1. Dog blessing
WE GOT THE DOG BLESSED. I have been dying to go to this annual Brussels event for years and finally managed. We were unable to locate any tortoises (hibernating somewhere) and the chickens did not seem good contenders for a tram trip, so the dog was volunteered, much to his enduring disgust. Despite a sad lack of variety in fauna, the event was everything I had hoped for. The actual blessing involved the man in the sandals wielding this lavatory brush style implement full of holy water at you after another man with a microphone announced your pet's name and age over the tannoy to the assembled weirdoes (I include myself in that). One woman brought a fish in a plastic bowl in a shopping bag to be blessed. Another lady had a plush toy blessed. Every old person in the Marolles was there with a grotty, aggressive small dog. The man next to me, smartly dressed in a suit, with highly polished brogues, had several kittens in a hold-all.
These guys with their kittens and furry hats were also amazing, like something from central casting.
There was also a woman carrying the largest cat I have ever seen, which was immobile and oddly rigid. We spent a good ten minutes trying establish whether it was alive or dead and failed.
2. Avian health
Tabasco, the worryingly lethargic hen recovered from her lethargy after a €70 trip to the vet, so that was good. I got a separate bill (another €30, I could have bought four more chickens) from the laboratory full of weird capitalisations. “Votre POULE” it said, several times, “POULE de 18 mois, Tabasco”. “Analyses sur votre POULE”, as if the laboratory could not quite believe it themselves. I do not actually know what was wrong with the chicken because I never called the vet to find out. She seems fine now, laying, hiding by the back door to run in and eat the dog’s food whenever anyone’s attention lapses and shitting all over the terrace. I regret nothing.
3. Summer of crazy
I had a bit of a weird summer, brain-wise and have taken a while to get back to breathing/sleeping/functioning. I feel much better now thanks to the combined effect of: constant hot and cold running podcasts (Great Lives, The Moth, Criminal, Strangers, Love and Radio, Mystery Show, Undisclosed, In Our Time - finally, there is a point to Melvyn Bragg, who I have always loathed - also, I like The Read even though I only know who approx 3% of the people discussed are), very long walks with the dog, obsessive laundry and alprazolam but it seems to have poleaxed my writing mojo, ambition and get up and go (yes, it is debatable whether I ever had any of these things). My writing has all the deft lightness and wit of an elderly dugong swimming through treacle and I just want to sit quietly somewhere rural with a few goats and hens, basically. Since this is not actually a feasible plan for at least, what, six years, I need to work out what the fuck I am doing with my life. Any suggestions? No, I didn’t think so.

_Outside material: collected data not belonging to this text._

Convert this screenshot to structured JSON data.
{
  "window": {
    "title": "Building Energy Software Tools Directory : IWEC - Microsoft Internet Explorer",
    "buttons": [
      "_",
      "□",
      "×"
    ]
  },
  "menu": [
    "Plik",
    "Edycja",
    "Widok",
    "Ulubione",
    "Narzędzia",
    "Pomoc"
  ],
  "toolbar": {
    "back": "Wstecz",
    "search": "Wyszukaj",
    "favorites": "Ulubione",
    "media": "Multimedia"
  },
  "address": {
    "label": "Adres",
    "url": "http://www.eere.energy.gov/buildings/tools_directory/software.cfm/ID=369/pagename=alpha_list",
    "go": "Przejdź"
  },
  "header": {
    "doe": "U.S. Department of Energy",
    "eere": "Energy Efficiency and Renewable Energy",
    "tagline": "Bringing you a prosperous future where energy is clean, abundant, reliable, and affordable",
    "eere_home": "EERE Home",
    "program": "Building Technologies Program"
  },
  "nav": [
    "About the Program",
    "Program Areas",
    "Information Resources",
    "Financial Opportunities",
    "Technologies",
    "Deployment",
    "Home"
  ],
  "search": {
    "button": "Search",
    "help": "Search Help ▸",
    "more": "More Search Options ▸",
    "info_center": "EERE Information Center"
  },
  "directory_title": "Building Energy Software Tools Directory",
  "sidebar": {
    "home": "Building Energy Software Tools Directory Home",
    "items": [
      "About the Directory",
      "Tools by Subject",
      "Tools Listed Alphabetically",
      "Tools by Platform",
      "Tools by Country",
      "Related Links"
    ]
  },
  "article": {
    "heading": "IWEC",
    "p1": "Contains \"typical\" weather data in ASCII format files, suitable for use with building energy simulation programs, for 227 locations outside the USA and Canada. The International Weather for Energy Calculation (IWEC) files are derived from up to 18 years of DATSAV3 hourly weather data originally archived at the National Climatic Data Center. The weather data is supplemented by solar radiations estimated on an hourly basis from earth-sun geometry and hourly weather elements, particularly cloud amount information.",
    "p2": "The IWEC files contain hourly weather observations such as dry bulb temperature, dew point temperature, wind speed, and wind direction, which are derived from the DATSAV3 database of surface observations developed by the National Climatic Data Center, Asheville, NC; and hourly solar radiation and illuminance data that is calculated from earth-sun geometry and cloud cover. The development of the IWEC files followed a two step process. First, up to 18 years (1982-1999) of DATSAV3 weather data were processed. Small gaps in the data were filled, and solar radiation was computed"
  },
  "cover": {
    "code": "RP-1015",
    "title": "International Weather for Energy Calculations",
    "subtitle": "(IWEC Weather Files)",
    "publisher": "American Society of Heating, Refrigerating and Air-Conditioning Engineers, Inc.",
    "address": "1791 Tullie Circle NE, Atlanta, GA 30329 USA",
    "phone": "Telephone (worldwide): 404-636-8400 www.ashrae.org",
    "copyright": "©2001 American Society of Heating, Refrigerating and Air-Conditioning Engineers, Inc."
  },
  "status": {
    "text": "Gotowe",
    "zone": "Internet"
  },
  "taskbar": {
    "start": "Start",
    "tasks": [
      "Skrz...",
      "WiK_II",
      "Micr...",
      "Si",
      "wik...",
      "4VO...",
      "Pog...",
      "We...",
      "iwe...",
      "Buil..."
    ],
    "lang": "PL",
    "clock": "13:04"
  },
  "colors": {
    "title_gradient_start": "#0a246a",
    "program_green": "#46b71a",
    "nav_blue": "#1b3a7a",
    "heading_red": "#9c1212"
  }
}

It wasn't all eyeball gnawing anxiety over the summer, however. We also climbed the Three Peaks in honour of my father's imminent 70th birthday. Here we are on the way back down from Ingleborough, which was our last peak, looking querulous and ready for gin. Observe the cold fury of a Ouipette forced up a succession of Yorkshire's finest vertical bogs.
4. Aesthetic degradation
I have two weird bumps on my face that I can only conclude are just more of the general indignities of ageing (I tried to pick one of them off unsuccessfully earlier in the year and it just came back). Aesthetically things are pretty bad at the moment: my wig is full of bald patches and I have accidentally given up on make up (again). Due to the prolonged period of crazy in the latter half of the summer, I am much less fat than I was previously, but this means the once-excellent & Other Stories boyfriend jeans now hang around my flat arse in sad folds and I look grey, drawn and half-demented.
On the one hand, I would like to up my game aesthetically, but on the other, I currently give zero fucks and this is winning out. It feels as if I am at a crossroads: in one direction lie ill-fitting trousers secured with safety pins, pockets filled with straw and chicken feed, dirty fingerclaws, pink-rimmed eyes and street-based muttering; in the other, some simulacrum of middle-aged respectability. Which way will it go? I am seeing my hairdresser to cut a new wig in a fortnight, hopefully this will be the necessary fillip back into basic presentability I need. I did buy a wildly expensive blusher and “magic” eye crayon from Charlotte Tilbury last month buoyed by the glamorous and supportive presence of Mrs Trefusis, but so far all I have done is stare at them in puzzlement.
5. Nederlandse les
I have started intensive Dutch classes in a concerted attempt to leave the house more often and talk to other humans. Wow, but we are all so shit at Dutch in our Dutch class. It is not a pretty sight, or sound. More about this in an upcoming post, I feel.
6. Where do we go from here?
I am thinking about how I could do this blog differently. I don’t want to stop, but I am a bit bored of talking about my boring-ass life and no one else in my boring-ass life wants to be comic blog fodder, which is inconsiderate of them. I thought maybe I could write a post every time I finish a book and incorporate a book review into it rather than putting them onto my reading page? What do you think? Is personal blogging dead?
I have to go to Dutch class now. I will attempt to return soonish. What have you been up to in the past three months? Facial buboes, brain spiders, pet incidents? Do tell.